I think, and think, and think. Until they start asking why I did nothing to defend myself. Why I did not just walk away. They insinuate a lot of things, amongst them, the most hurtful, that I was inviting to this perpetrator. That I led him on. They say, and say, and say, until I become undone, I bawl my eyes out, refusing to be silenced.
Then they accuse me of being emotional. For not thinking straight. For forgetting things I should remember. For remembering things I should forget.
Slowly by slowly, the empaths draw further away from me. They stop calling to ask how things are going. What the lawyers are saying. Their phone calls reduce from daily, to weekly, to completely none; they stop acknowledging my presence, and this drives a fresh knife through my heart.

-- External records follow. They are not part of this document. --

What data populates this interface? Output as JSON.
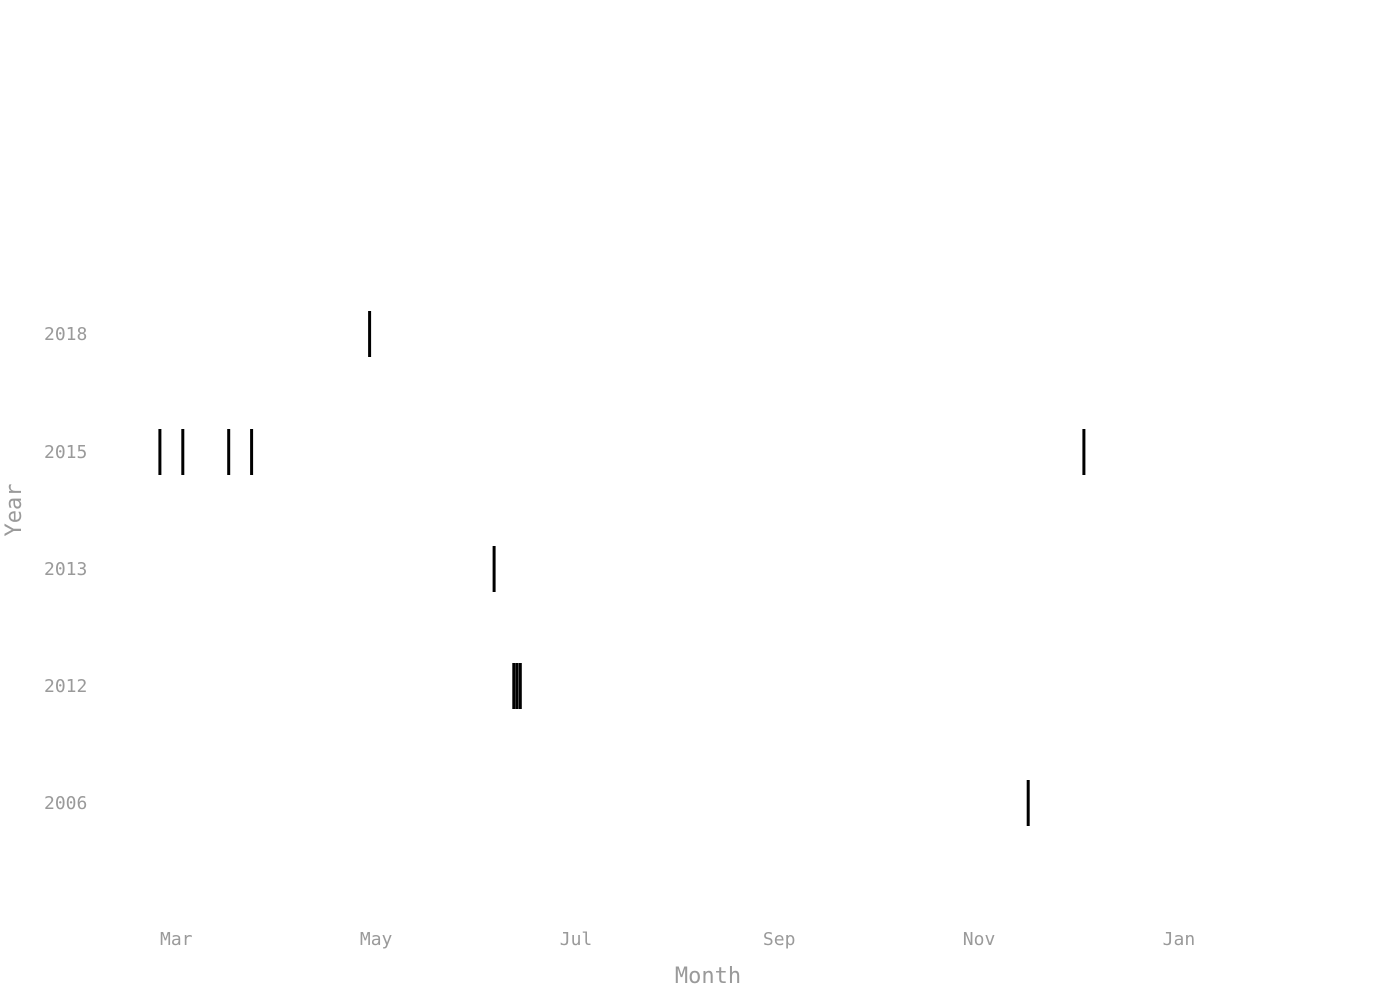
{
  "chart_data": {
    "type": "scatter",
    "marker": "vertical-tick",
    "xlabel": "Month",
    "ylabel": "Year",
    "x_ticks": [
      "Mar",
      "May",
      "Jul",
      "Sep",
      "Nov",
      "Jan"
    ],
    "y_categories": [
      "2006",
      "2012",
      "2013",
      "2015",
      "2018"
    ],
    "x_range": [
      "Feb 10",
      "Feb 10 (next year)"
    ],
    "grid": false,
    "legend": "none",
    "mark_color": "#000000",
    "text_color": "#9a9a9a",
    "points": [
      {
        "year": "2018",
        "date": "Apr 29"
      },
      {
        "year": "2015",
        "date": "Feb 24"
      },
      {
        "year": "2015",
        "date": "Mar 3"
      },
      {
        "year": "2015",
        "date": "Mar 17"
      },
      {
        "year": "2015",
        "date": "Mar 24"
      },
      {
        "year": "2015",
        "date": "Dec 3"
      },
      {
        "year": "2013",
        "date": "Jun 6"
      },
      {
        "year": "2012",
        "date": "Jun 12"
      },
      {
        "year": "2012",
        "date": "Jun 13"
      },
      {
        "year": "2012",
        "date": "Jun 14"
      },
      {
        "year": "2006",
        "date": "Nov 16"
      }
    ]
  }
}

I do not sleep for days. I do not eat. I laugh when they expect me to. I show up. I perform. I try to not tell this story to more people than the ones who already know, because shame has slowly started creeping into my existence. I try, I cry, I try again, so I go home, pull my locks to one side, and repeatedly bang my head against my bedroom wall until the dizziness takes me out.
***
A couple of months ago, I was violently sexually assaulted in a place where safety had been promised. Almost guaranteed. Even as I type this, I am still crying- been crying for the past three hours. My heart is so, so tired of everything, and I hope my going out, if today, will be soft and slow.